Boa noite, caro leitor,
O ventilador chora nos meus ouvidos. A coberta implora perdão. O calor é cruel. A cerveja desce gelada, é puro prazer. Em toda noite vejo o dia, em todo dia a noite. Por que não o presente? Embalo minha história em notícias, faço de mim jornal, quero ser divulgado, quero me perder na boca do povo, quero ser declamado feito poema, reclamado feito problema, apenas não quero passar em branco, feito papel desprezado. Sou carente e passo parte da minha vida a apontar lápis. Faço isso para ter tempo de pensar, de refletir e escolher o que dizer. No final do dia, quando o dia é noite. Simplesmente não penso, tampouco digo. Com o lápis afiado risco o papel, rabisco feito criança, arranho a pele, furo o pulso de minha cabeça e deixo escorrer em palavras o que até então fiz pensar.

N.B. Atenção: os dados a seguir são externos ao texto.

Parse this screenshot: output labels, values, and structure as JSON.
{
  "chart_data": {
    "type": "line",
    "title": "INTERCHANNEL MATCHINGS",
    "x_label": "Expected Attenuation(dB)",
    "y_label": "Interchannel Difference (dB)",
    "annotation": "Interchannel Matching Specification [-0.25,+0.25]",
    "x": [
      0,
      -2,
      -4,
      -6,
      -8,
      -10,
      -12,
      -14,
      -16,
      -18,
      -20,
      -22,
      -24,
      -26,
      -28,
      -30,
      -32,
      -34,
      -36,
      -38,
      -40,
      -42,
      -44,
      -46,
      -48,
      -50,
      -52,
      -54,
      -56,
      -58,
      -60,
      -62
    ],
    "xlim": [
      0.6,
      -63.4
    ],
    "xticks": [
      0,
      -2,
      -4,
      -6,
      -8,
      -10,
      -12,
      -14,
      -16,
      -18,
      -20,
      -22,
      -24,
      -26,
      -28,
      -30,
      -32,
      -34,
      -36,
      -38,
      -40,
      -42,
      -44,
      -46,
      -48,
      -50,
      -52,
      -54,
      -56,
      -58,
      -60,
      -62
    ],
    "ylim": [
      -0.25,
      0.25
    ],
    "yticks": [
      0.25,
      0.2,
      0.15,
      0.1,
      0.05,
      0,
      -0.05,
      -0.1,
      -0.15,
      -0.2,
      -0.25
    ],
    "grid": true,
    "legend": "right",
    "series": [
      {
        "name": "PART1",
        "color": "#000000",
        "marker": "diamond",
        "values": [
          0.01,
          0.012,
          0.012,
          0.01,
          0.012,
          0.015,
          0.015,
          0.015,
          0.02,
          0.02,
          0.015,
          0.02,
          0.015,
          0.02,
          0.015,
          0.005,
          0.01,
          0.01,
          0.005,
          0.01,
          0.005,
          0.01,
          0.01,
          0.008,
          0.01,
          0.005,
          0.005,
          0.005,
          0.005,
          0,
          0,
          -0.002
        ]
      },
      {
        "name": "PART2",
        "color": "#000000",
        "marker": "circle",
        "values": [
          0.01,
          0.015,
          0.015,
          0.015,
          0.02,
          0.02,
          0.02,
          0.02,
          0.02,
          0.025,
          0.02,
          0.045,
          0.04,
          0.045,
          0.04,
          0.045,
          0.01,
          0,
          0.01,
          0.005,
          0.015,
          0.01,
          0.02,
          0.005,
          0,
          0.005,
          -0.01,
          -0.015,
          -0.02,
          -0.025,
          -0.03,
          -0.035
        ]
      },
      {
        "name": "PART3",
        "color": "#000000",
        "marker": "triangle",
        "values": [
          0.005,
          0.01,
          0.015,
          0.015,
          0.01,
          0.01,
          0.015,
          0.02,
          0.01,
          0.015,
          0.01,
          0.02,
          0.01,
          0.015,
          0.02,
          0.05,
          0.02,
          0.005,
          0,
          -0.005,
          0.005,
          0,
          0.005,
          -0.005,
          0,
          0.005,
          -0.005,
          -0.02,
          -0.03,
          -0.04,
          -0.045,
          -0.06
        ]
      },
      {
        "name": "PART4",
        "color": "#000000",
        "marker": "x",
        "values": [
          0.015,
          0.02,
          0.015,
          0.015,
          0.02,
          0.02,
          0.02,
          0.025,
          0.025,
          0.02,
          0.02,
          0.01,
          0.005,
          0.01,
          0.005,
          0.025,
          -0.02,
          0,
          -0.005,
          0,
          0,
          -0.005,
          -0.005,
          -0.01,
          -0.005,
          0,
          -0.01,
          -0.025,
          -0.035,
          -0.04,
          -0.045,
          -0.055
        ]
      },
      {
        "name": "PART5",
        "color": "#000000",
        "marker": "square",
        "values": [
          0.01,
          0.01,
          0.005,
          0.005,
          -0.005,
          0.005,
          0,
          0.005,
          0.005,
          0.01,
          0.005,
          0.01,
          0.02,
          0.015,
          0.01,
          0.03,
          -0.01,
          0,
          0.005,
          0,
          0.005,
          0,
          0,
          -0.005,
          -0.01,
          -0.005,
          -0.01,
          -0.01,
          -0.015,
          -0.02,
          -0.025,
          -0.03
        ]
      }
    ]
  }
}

Sou um susto, sou um fato. Me mato em discurso na noite, enforcado numa frase longa e apertada, apenas para que possa ser livre no dia seguinte. Mas qual não é minha surpresa ao ver chegar no dia seguinte pela manhã, feito cilada, feito políca, uma milíca armada de sílabas, pontuações, sentidos, palavras e invadir minha cabeça perversa, colocando-me refém de mim mesmo. No momento de desespero, seguro firme o estilete enferrujado e aponto mais um lápis e assim escrevo impertinente, certo de que gastarei tudo que tenho à mente. Demente. Demente:
Cocota - Entro no ônibus cheio. Exatamente treze minutos para as vinte e três horas. Avenida Augusto de Lima, a carótida sexual da cidade de Belo Horizonte. Ali a vida noturna transborda. Encontro-me no meio de estudantes, trabalhadores, homens, mulheres, nenhuma criança e ela. Uma senhora, morena (entenda, morena não é negra). Em torno de seus cinquenta anos. Peitos fartos, assim como o decote que não cobre nada. Calça jeans apertada. A sandália: plataforma na frente, salto agulha atrás. No pescoço um lenço colorido. Na cabeça uma fita preta. Nos lábios um batom vermelho muito forte. Nas unhas um esmalte vermelho tão forte como o batom. Sombra azul escuro, perfume barato, um par de brincos dourados cavalo-marinho. Essa dama desfila um sorriso e um charme. Atinge aos mais próximos, entorta os mais novos. Em algum lugar do passado, dela e nosso, viveu na rua, viveu na noite o suficiente para aprender a seduzir. A noite é fresca, mais agradável que o dia que é quente.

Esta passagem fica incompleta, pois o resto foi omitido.